ClaretPath.Com– Autokoreksi
Hari Sabtu Pekan Biasa Ke-V, 11 Februari 2023
Hari Orang Sakit Sedunia
Bacaan I: Kej. 3:9-24
Bacaan Injil: Mrk. 8:1-10
Narasi suci hari ini sangat menarik untuk direnungkan. Ada beberapa poin yang bisa kita petik dari kedua bacaan suci yang hari ini. Dalam bacaan pertama kisah jatuhnya Adam dan Hawa merepresentasikan sebuah kondisi manusia riil zaman sekarang.
Kecendrungan Untuk Mengkambinghitamkan Orang Lain
Point pertama; adalah kecendrungan untuk menyalahkan orang lain atas musibah yang menimpa diri kita sendiri. Atau orang lain menjadi kambing hitam atas pendertiaan bahkan kemalangan yang kita terima. Ketika Allah bertanya, apakah engkau makan dari buah pohon yang Kularang engkau makan itu? Adam tidak menjawab ya atau tidak, namun ia menjawab: “perempuan yang kau tempatkan di sisiku…, maka kumakan”. Kata tanya dalam pertanyaan Allah sangat jelas; “Apakah….?” Namun, Adam menjawab Allah dengan sesuatu yang sebenarnya sama sekali lain, yakni dengan “Kata perempuan” (subyek) yang merujuk pada pertanyaan “siapakah….?” Benar, Allah tidak memarahi Adam karena menjawab sesuatu yang tidak ditanyakan. Namun, refleksi kritis yang kita peroleh adalah Adam (manusia) itu melempar kesalahanya kepada si perempuan. Dan hal yang sama juga dilakukan si perempuan kepada ular. Seharusnya jawabanya yang benar atas pertanyaan Allah kepada Adam adalah “Ya” saya memakannya. Jika ditanya siapa yang menyuruh engkau makan, maka jawaban yang tepat, perempuan yang kau tempatkan…maka kumakan.
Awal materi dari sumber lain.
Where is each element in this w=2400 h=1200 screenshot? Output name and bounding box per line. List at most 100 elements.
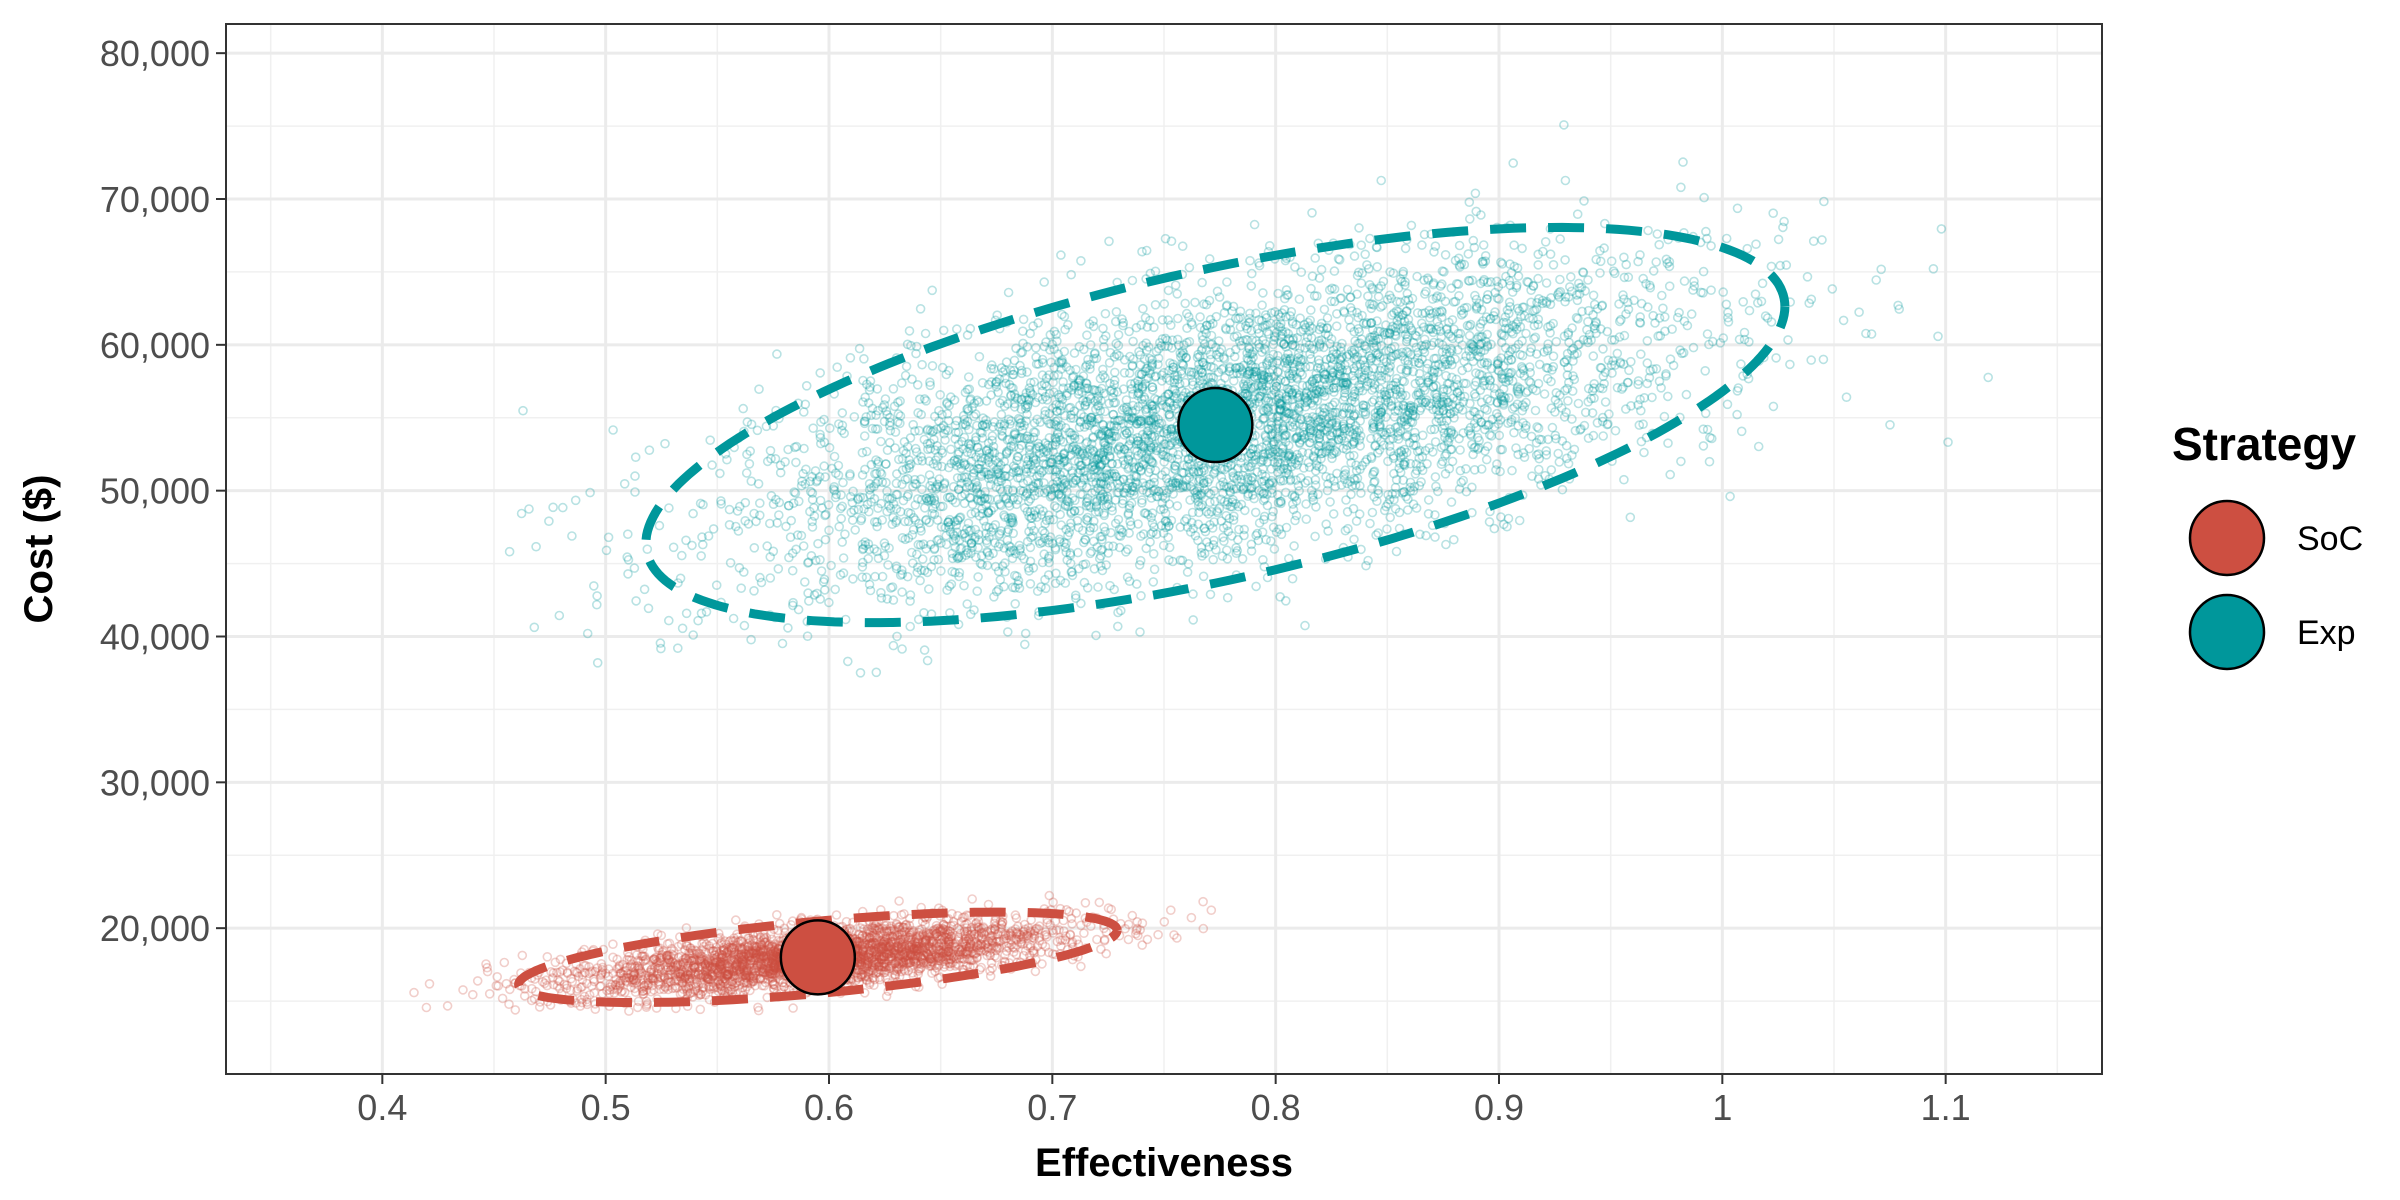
sim-point bbox=[704, 959, 714, 970]
sim-point bbox=[918, 954, 928, 965]
sim-point bbox=[871, 959, 881, 969]
sim-point bbox=[722, 969, 733, 980]
sim-point bbox=[738, 971, 748, 982]
sim-point bbox=[759, 937, 770, 948]
sim-point bbox=[701, 963, 712, 974]
sim-point bbox=[672, 959, 683, 970]
sim-point bbox=[987, 930, 998, 941]
sim-point bbox=[877, 923, 888, 934]
sim-point bbox=[685, 967, 696, 978]
sim-point bbox=[884, 963, 894, 974]
sim-point bbox=[765, 947, 775, 957]
sim-point bbox=[680, 967, 690, 978]
sim-point bbox=[640, 955, 651, 965]
sim-point bbox=[758, 968, 769, 978]
sim-point bbox=[768, 979, 779, 989]
sim-point bbox=[633, 955, 643, 966]
sim-point bbox=[930, 926, 940, 937]
sim-point bbox=[975, 939, 986, 949]
sim-point bbox=[880, 939, 891, 950]
sim-point bbox=[894, 950, 905, 961]
sim-point bbox=[727, 976, 738, 986]
sim-point bbox=[756, 972, 767, 983]
sim-point bbox=[896, 943, 907, 954]
sim-point bbox=[762, 963, 773, 974]
sim-point bbox=[1016, 937, 1027, 947]
sim-point bbox=[955, 946, 966, 957]
sim-point bbox=[864, 945, 875, 956]
sim-point bbox=[870, 932, 880, 943]
sim-point bbox=[897, 922, 908, 932]
sim-point bbox=[716, 959, 727, 970]
sim-point bbox=[903, 958, 913, 969]
sim-point bbox=[562, 967, 573, 978]
sim-point bbox=[868, 951, 879, 962]
sim-point bbox=[722, 983, 733, 994]
sim-point bbox=[974, 940, 985, 951]
sim-point bbox=[870, 948, 880, 959]
sim-point bbox=[927, 928, 938, 939]
sim-point bbox=[925, 954, 935, 964]
sim-point bbox=[741, 969, 751, 980]
sim-point bbox=[746, 955, 756, 966]
sim-point bbox=[905, 949, 916, 959]
sim-point bbox=[759, 967, 769, 977]
sim-point bbox=[759, 964, 769, 975]
sim-point bbox=[856, 959, 867, 970]
sim-point bbox=[751, 948, 762, 959]
sim-point bbox=[696, 972, 707, 983]
sim-point bbox=[966, 955, 976, 966]
sim-point bbox=[756, 950, 767, 961]
sim-point bbox=[985, 948, 995, 958]
sim-point bbox=[897, 940, 907, 951]
sim-point bbox=[669, 958, 680, 969]
sim-point bbox=[854, 929, 865, 940]
sim-point bbox=[1123, 919, 1134, 930]
sim-point bbox=[940, 937, 951, 947]
sim-point bbox=[504, 984, 515, 995]
sim-point bbox=[1004, 942, 1014, 953]
sim-point bbox=[703, 972, 713, 983]
sim-point bbox=[788, 1003, 798, 1013]
sim-point bbox=[638, 951, 648, 961]
sim-point bbox=[726, 943, 737, 954]
sim-point bbox=[881, 939, 892, 950]
sim-point bbox=[868, 937, 879, 948]
sim-point bbox=[1011, 933, 1021, 944]
sim-point bbox=[874, 951, 884, 962]
sim-point bbox=[1061, 904, 1072, 915]
sim-point bbox=[691, 975, 702, 985]
sim-point bbox=[748, 971, 758, 982]
sim-point bbox=[1166, 905, 1176, 916]
sim-point bbox=[586, 967, 596, 978]
sim-point bbox=[700, 970, 711, 981]
sim-point bbox=[721, 978, 732, 989]
sim-point bbox=[879, 920, 890, 931]
sim-point bbox=[704, 981, 715, 991]
sim-point bbox=[714, 948, 725, 959]
sim-point bbox=[871, 932, 882, 943]
sim-point bbox=[753, 966, 764, 977]
sim-point bbox=[853, 965, 864, 976]
sim-point bbox=[890, 958, 901, 969]
sim-point bbox=[1036, 947, 1046, 957]
sim-point bbox=[920, 942, 930, 952]
sim-point bbox=[768, 947, 778, 957]
sim-point bbox=[663, 977, 673, 987]
sim-point bbox=[890, 935, 901, 946]
sim-point bbox=[1029, 933, 1039, 943]
sim-point bbox=[945, 948, 956, 959]
sim-point bbox=[709, 970, 720, 981]
sim-point bbox=[935, 953, 946, 964]
sim-point bbox=[875, 954, 885, 965]
sim-point bbox=[731, 941, 742, 951]
sim-point bbox=[879, 961, 889, 972]
sim-point bbox=[638, 989, 648, 999]
sim-point bbox=[621, 972, 632, 983]
sim-point bbox=[972, 953, 982, 963]
sim-point bbox=[964, 930, 975, 941]
sim-point bbox=[1021, 931, 1032, 941]
sim-point bbox=[1027, 932, 1038, 943]
sim-point bbox=[965, 938, 976, 949]
sim-point bbox=[742, 981, 752, 992]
Kita Perlu “Mengenakan” Pakaian Autokoreksi
Pointnya adalah; salah satu kecendrungan manusia sekarang ini adalah menemukan orang lain atau menuduh orang lain sebagai biang atas kemalangan, atau pun kejatuhan yang sedang menimpanya. Orang lupa bahwa ketika kemalangan atau penderitaan yang kita alami tidak semata-mata kesalahan orang lain. Kita perlu “mengenakan” pakaian autokoreksi atas diri kita, dengan tujuan merefleksikan pengalaman itu bagi diri kita. Jikalau kita sibuk menuduh orang lain atau mengkambinghitamkan orang atas penderitaan yang kita alami. Yakinlah kita tidak pernah merasa kita bertanggungjawab atas penderitaan kita. Kecendrungan itu akan terbawa selama kita berziarah.
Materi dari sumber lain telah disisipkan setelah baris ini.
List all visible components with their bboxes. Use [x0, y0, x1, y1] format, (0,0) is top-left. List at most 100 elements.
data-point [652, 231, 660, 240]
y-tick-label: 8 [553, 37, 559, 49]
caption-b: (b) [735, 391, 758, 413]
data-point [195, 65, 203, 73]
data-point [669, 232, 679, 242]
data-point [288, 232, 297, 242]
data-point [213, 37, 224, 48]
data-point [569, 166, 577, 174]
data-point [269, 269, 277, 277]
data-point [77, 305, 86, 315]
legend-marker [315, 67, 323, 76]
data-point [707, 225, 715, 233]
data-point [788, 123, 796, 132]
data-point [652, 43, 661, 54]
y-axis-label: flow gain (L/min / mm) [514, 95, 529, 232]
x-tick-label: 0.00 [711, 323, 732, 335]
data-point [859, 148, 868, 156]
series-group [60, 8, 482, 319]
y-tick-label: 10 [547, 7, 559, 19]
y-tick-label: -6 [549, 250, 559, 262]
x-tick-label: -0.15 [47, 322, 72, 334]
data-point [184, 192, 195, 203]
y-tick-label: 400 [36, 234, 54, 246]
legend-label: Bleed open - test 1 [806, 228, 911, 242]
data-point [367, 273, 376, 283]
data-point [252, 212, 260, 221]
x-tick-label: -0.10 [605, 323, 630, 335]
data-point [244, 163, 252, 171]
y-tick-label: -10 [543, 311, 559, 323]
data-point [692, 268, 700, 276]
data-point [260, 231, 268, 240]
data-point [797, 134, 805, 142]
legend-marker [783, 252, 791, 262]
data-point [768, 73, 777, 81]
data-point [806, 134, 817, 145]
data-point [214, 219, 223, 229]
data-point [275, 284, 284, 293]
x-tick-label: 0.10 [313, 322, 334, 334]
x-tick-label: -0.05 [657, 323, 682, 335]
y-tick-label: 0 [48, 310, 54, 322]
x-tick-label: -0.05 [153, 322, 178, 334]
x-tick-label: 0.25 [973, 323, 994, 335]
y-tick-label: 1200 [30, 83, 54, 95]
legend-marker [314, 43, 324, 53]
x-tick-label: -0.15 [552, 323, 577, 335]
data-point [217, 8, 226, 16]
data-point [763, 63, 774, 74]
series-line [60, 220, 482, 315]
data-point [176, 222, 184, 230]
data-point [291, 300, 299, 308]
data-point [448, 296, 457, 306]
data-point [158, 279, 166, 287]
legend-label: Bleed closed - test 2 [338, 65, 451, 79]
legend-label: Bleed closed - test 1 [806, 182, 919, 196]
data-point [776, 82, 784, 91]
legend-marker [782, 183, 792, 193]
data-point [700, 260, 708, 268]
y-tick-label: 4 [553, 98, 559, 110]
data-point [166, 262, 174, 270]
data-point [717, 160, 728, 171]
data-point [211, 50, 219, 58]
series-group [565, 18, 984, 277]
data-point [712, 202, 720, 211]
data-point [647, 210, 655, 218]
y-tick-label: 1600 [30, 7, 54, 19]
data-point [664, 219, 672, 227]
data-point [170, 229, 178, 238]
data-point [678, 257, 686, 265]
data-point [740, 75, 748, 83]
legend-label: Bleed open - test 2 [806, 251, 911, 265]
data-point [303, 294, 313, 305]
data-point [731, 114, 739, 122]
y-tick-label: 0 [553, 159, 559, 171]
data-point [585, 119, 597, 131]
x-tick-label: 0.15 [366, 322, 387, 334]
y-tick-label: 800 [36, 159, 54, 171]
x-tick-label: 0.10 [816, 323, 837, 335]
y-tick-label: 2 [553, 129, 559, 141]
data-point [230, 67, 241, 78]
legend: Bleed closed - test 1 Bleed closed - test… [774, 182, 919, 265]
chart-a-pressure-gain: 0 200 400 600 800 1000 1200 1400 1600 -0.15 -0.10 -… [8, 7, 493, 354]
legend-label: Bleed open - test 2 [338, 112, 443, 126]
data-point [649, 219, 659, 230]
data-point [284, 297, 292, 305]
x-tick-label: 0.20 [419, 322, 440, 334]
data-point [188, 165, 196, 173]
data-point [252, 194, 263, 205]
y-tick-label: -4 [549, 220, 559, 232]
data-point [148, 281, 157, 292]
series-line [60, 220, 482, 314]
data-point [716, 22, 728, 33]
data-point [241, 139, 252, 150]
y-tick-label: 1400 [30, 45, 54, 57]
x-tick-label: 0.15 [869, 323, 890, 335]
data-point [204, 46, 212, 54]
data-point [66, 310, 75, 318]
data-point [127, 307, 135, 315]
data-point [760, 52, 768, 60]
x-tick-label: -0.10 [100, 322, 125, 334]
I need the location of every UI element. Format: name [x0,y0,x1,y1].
Pesannya penting untuk memiliki kesadaran atas autokoreksi untuk diri sendiri sebelum menyalahkan orang lain. Dengan autokoreksi kita akan dengan lapang dada menerima semua penderitaan, kesalahan atau kemalangan yang terjadi sembari membenah diri dan belajar untuk tidak jatuh dalam kesalahan yang sama. Saya yakin sekecil apa pun pengalaman pahit yang kita alami selalu ada secuil pesan untuk kita sendiri. Jadi sangat penting untuk memiliki kesadaran autokoreksi atas diri sendiri.
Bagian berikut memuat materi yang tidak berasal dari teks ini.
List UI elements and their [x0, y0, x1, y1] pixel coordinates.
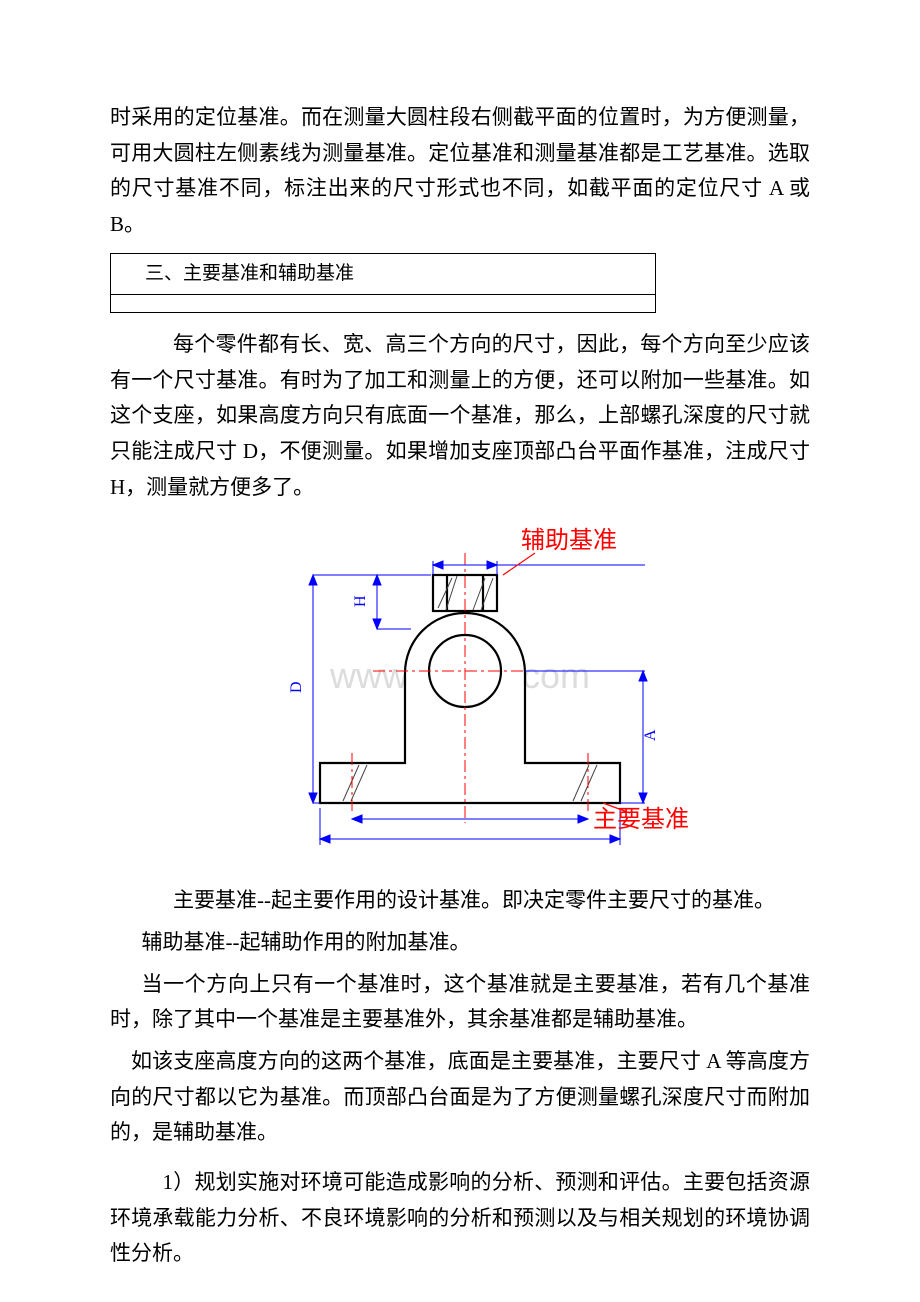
dim-label-H: H — [352, 595, 369, 607]
engineering-figure: www.bdocx.com — [110, 513, 810, 875]
section-title-text: 三、主要基准和辅助基准 — [119, 263, 354, 284]
paragraph-5: 当一个方向上只有一个基准时，这个基准就是主要基准，若有几个基准时，除了其中一个基… — [110, 967, 810, 1038]
paragraph-intro: 时采用的定位基准。而在测量大圆柱段右侧截平面的位置时，为方便测量，可用大圆柱左侧… — [110, 100, 810, 243]
paragraph-3: 主要基准--起主要作用的设计基准。即决定零件主要尺寸的基准。 — [110, 883, 810, 919]
paragraph-7: 1）规划实施对环境可能造成影响的分析、预测和评估。主要包括资源环境承载能力分析、… — [110, 1165, 810, 1272]
dim-label-D: D — [288, 682, 305, 694]
section-title-cell: 三、主要基准和辅助基准 — [111, 253, 656, 294]
aux-leader — [503, 553, 535, 575]
paragraph-4: 辅助基准--起辅助作用的附加基准。 — [110, 925, 810, 961]
main-datum-label: 主要基准 — [593, 806, 689, 833]
section-heading-table: 三、主要基准和辅助基准 — [110, 253, 656, 313]
dim-label-A: A — [642, 729, 659, 741]
aux-datum-label: 辅助基准 — [521, 527, 617, 554]
section-empty-cell — [111, 295, 656, 313]
paragraph-6: 如该支座高度方向的这两个基准，底面是主要基准，主要尺寸 A 等高度方向的尺寸都以… — [110, 1044, 810, 1151]
paragraph-2: 每个零件都有长、宽、高三个方向的尺寸，因此，每个方向至少应该有一个尺寸基准。有时… — [110, 327, 810, 505]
Penutup Dosa: “Pakaian dari Kulit Hewan”
Point kedua, adalah realitas ketelanjangan manusia pertama setelah memakan buah terlarang adalah satu seruan profetis kepada umat manusia bahwa konsekuensi logis atas setiap dosa yang kita lakukan adalah kita akan merasa telanjang di hadapan Allah. Benar, Allah akan mengampuni dosa dan salah kita. Atau Allah akan mengenakan kepada kita “pakaian” dari “kulit hewan”, agar kita tidak merasa malu. Namun, kenyataan telanjang di hadapan Allah menjadi satu realitas bagi peziarahan umat manusia. Jikalau dengan tahu dan mau berbuat dosa, maka secara serentak tahu dan mau terlihat telanjang di hadapan Allah dan merasa malu. Jika tidak mau merasa “malu” di hadapan Allah karena telanjang, lakukannlah apa yang seharusnya!
Kita Semua Terpanggil Untuk “Memberi”
Point dalam narasi Markus tentang memberi makan orang banyak adalah bahwa; sebagai pengikut Kristus Kita pun terpanggil untuk“memberi” makanan rohani kepada orang-orang yang membutuhkannya. Namun, kita hanya mampu memberi orang makanan rohani, jikalau kita terlebih dahulu telah terpuaskan dengan makanan yang sama. Maka, pointnya kita perlu terlebih dahulu mengenyangkan diri kita dengan santapan rohani (Ekarisiti, Sabda Allah, Sakramen-sakramen dll). Jikalau kita telah dipuaskan oleh santapan rohani yang bersumber dari Ekaristi, Sabda Allah, sakramen-sakramen dan pengalaman dicintai oleh Allah, maka kita akan mampu mengenyangkan orang lain. Adalah sebuah kemustahilan, jikalau kita menggebu-gebu ingin memberi makan santapan rohani kepada orang lain, jikalau perut kita terasa perih karena ketiadaan santapan rohani dalam tubuh kita. Jikalau kita telah kenyang dengan santapan rohani, maka kita akan dengan mudah menyenangkan orang lain. Semoga.